Think about the need to expand our control over space, for example. You can build as many windmills as you want all over the planet, but they will not get a rocket off the ground. Developing nuclear rockets gives us a whole new potential to redirect an asteroid coming our way, to therefore have a greater control over space, etc. So the metric is not monetary, it’s technological. Last, we need a crash program to develop fusion power as the next platform of power as a whole for the human species. With this, we have the ability to control materials, to control water, to control power, to create artificial fuels—we can create methanol, for example, instead of gasoline. We can save our petroleum for use in plastics where it’s irreplaceable. Instead of burning it, we can use it to make things. We no longer cut down trees on a mass scale for power; we save our wood for furniture—which you’re not going to build out of coal.

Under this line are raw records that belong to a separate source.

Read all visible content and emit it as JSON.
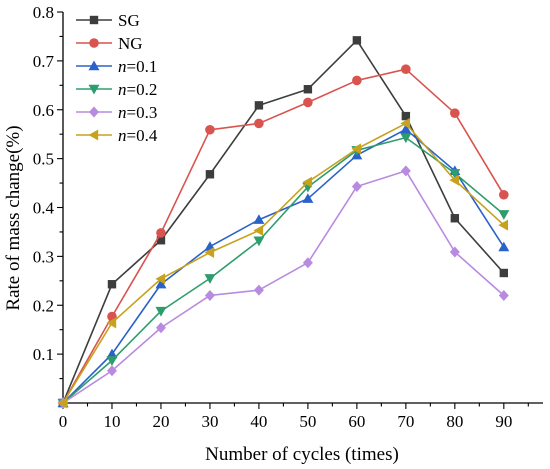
{
  "chart_data": {
    "type": "line",
    "xlabel": "Number of cycles (times)",
    "ylabel": "Rate of mass change(%)",
    "xlim": [
      0,
      98
    ],
    "ylim": [
      0,
      0.8
    ],
    "xticks": [
      0,
      10,
      20,
      30,
      40,
      50,
      60,
      70,
      80,
      90
    ],
    "xtick_labels": [
      "0",
      "10",
      "20",
      "30",
      "40",
      "50",
      "60",
      "70",
      "80",
      "90"
    ],
    "yticks": [
      0.1,
      0.2,
      0.3,
      0.4,
      0.5,
      0.6,
      0.7,
      0.8
    ],
    "ytick_labels": [
      "0.1",
      "0.2",
      "0.3",
      "0.4",
      "0.5",
      "0.6",
      "0.7",
      "0.8"
    ],
    "x": [
      0,
      10,
      20,
      30,
      40,
      50,
      60,
      70,
      80,
      90
    ],
    "grid": false,
    "legend_position": "top-left",
    "series": [
      {
        "name": "SG",
        "legend_prefix": "",
        "legend_suffix": "",
        "color": "#3d3d3d",
        "marker": "square",
        "values": [
          0,
          0.243,
          0.333,
          0.468,
          0.609,
          0.642,
          0.742,
          0.587,
          0.378,
          0.266
        ]
      },
      {
        "name": "NG",
        "legend_prefix": "",
        "legend_suffix": "",
        "color": "#d9534f",
        "marker": "circle",
        "values": [
          0,
          0.177,
          0.348,
          0.559,
          0.572,
          0.615,
          0.66,
          0.683,
          0.593,
          0.426
        ]
      },
      {
        "name": "n=0.1",
        "legend_prefix": "n",
        "legend_suffix": "=0.1",
        "color": "#2b62c9",
        "marker": "triangle-up",
        "values": [
          0,
          0.1,
          0.243,
          0.32,
          0.375,
          0.418,
          0.507,
          0.56,
          0.475,
          0.319
        ]
      },
      {
        "name": "n=0.2",
        "legend_prefix": "n",
        "legend_suffix": "=0.2",
        "color": "#2e9d6e",
        "marker": "triangle-down",
        "values": [
          0,
          0.087,
          0.188,
          0.255,
          0.332,
          0.442,
          0.517,
          0.543,
          0.47,
          0.386
        ]
      },
      {
        "name": "n=0.3",
        "legend_prefix": "n",
        "legend_suffix": "=0.3",
        "color": "#b98be0",
        "marker": "diamond",
        "values": [
          0,
          0.066,
          0.154,
          0.22,
          0.231,
          0.287,
          0.443,
          0.475,
          0.309,
          0.22
        ]
      },
      {
        "name": "n=0.4",
        "legend_prefix": "n",
        "legend_suffix": "=0.4",
        "color": "#c7a21f",
        "marker": "triangle-left",
        "values": [
          0,
          0.164,
          0.254,
          0.308,
          0.353,
          0.452,
          0.52,
          0.572,
          0.456,
          0.364
        ]
      }
    ]
  }
}
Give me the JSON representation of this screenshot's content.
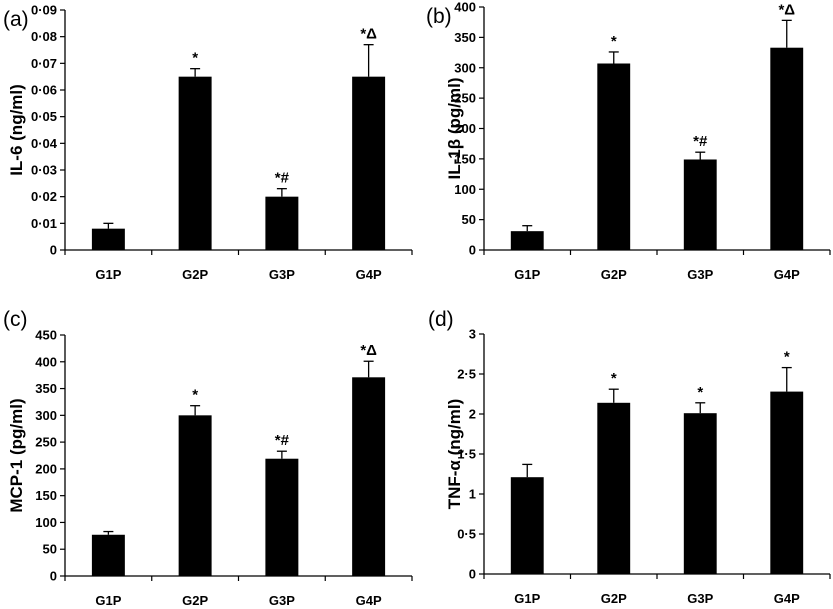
{
  "chart_data": [
    {
      "id": "a",
      "type": "bar",
      "panel_label": "(a)",
      "ylabel": "IL-6 (ng/ml)",
      "categories": [
        "G1P",
        "G2P",
        "G3P",
        "G4P"
      ],
      "values": [
        0.008,
        0.065,
        0.02,
        0.065
      ],
      "errors": [
        0.002,
        0.003,
        0.003,
        0.012
      ],
      "annotations": [
        "",
        "*",
        "*#",
        "*Δ"
      ],
      "ylim": [
        0,
        0.09
      ],
      "yticks": [
        0,
        0.01,
        0.02,
        0.03,
        0.04,
        0.05,
        0.06,
        0.07,
        0.08,
        0.09
      ],
      "ytick_labels": [
        "0",
        "0·01",
        "0·02",
        "0·03",
        "0·04",
        "0·05",
        "0·06",
        "0·07",
        "0·08",
        "0·09"
      ],
      "bar_color": "#000000"
    },
    {
      "id": "b",
      "type": "bar",
      "panel_label": "(b)",
      "ylabel": "IL-1β (pg/ml)",
      "categories": [
        "G1P",
        "G2P",
        "G3P",
        "G4P"
      ],
      "values": [
        31,
        307,
        149,
        333
      ],
      "errors": [
        9,
        19,
        12,
        45
      ],
      "annotations": [
        "",
        "*",
        "*#",
        "*Δ"
      ],
      "ylim": [
        0,
        400
      ],
      "yticks": [
        0,
        50,
        100,
        150,
        200,
        250,
        300,
        350,
        400
      ],
      "ytick_labels": [
        "0",
        "50",
        "100",
        "150",
        "200",
        "250",
        "300",
        "350",
        "400"
      ],
      "bar_color": "#000000"
    },
    {
      "id": "c",
      "type": "bar",
      "panel_label": "(c)",
      "ylabel": "MCP-1 (pg/ml)",
      "categories": [
        "G1P",
        "G2P",
        "G3P",
        "G4P"
      ],
      "values": [
        77,
        300,
        219,
        371
      ],
      "errors": [
        6,
        18,
        14,
        30
      ],
      "annotations": [
        "",
        "*",
        "*#",
        "*Δ"
      ],
      "ylim": [
        0,
        450
      ],
      "yticks": [
        0,
        50,
        100,
        150,
        200,
        250,
        300,
        350,
        400,
        450
      ],
      "ytick_labels": [
        "0",
        "50",
        "100",
        "150",
        "200",
        "250",
        "300",
        "350",
        "400",
        "450"
      ],
      "bar_color": "#000000"
    },
    {
      "id": "d",
      "type": "bar",
      "panel_label": "(d)",
      "ylabel": "TNF-α (ng/ml)",
      "categories": [
        "G1P",
        "G2P",
        "G3P",
        "G4P"
      ],
      "values": [
        1.21,
        2.14,
        2.01,
        2.28
      ],
      "errors": [
        0.16,
        0.17,
        0.13,
        0.3
      ],
      "annotations": [
        "",
        "*",
        "*",
        "*"
      ],
      "ylim": [
        0,
        3
      ],
      "yticks": [
        0,
        0.5,
        1,
        1.5,
        2,
        2.5,
        3
      ],
      "ytick_labels": [
        "0",
        "0·5",
        "1",
        "1·5",
        "2",
        "2·5",
        "3"
      ],
      "bar_color": "#000000"
    }
  ]
}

So, I would just say that we should remove any problems—“inhibitions” isn’t the right word. There’s a lot of very wrong economic thinking that we need to throw aside. The whole monetarist idea of economics, for instance—that everything can be understood in terms of individual bits of profit that are added up, as opposed to looking at a platform that provides an incommensurable value to what came before. That kind of economic thinking has to be rejected, because if we stick with it, we will never be able to finance the kinds of projects that we need in the United States. If Trump says we need $1 trillion, the American Society of Civil Engineers says we need $4 trillion, if Chinese experts say $8 trillion, if an engineer at a conference I was at on Friday says $10 trillion, where is all of that going to come from?

It’s not clearly going to come from purely attracting private investments. We need mechanisms that reflect the real value, the indirect value and the incommensurable value of infrastructure as a platform on which the entire economy rests. We need to invest dramatically in the scientific breakthroughs that will make that next level of platform possible; such as primarily research on fusion power. Thank you.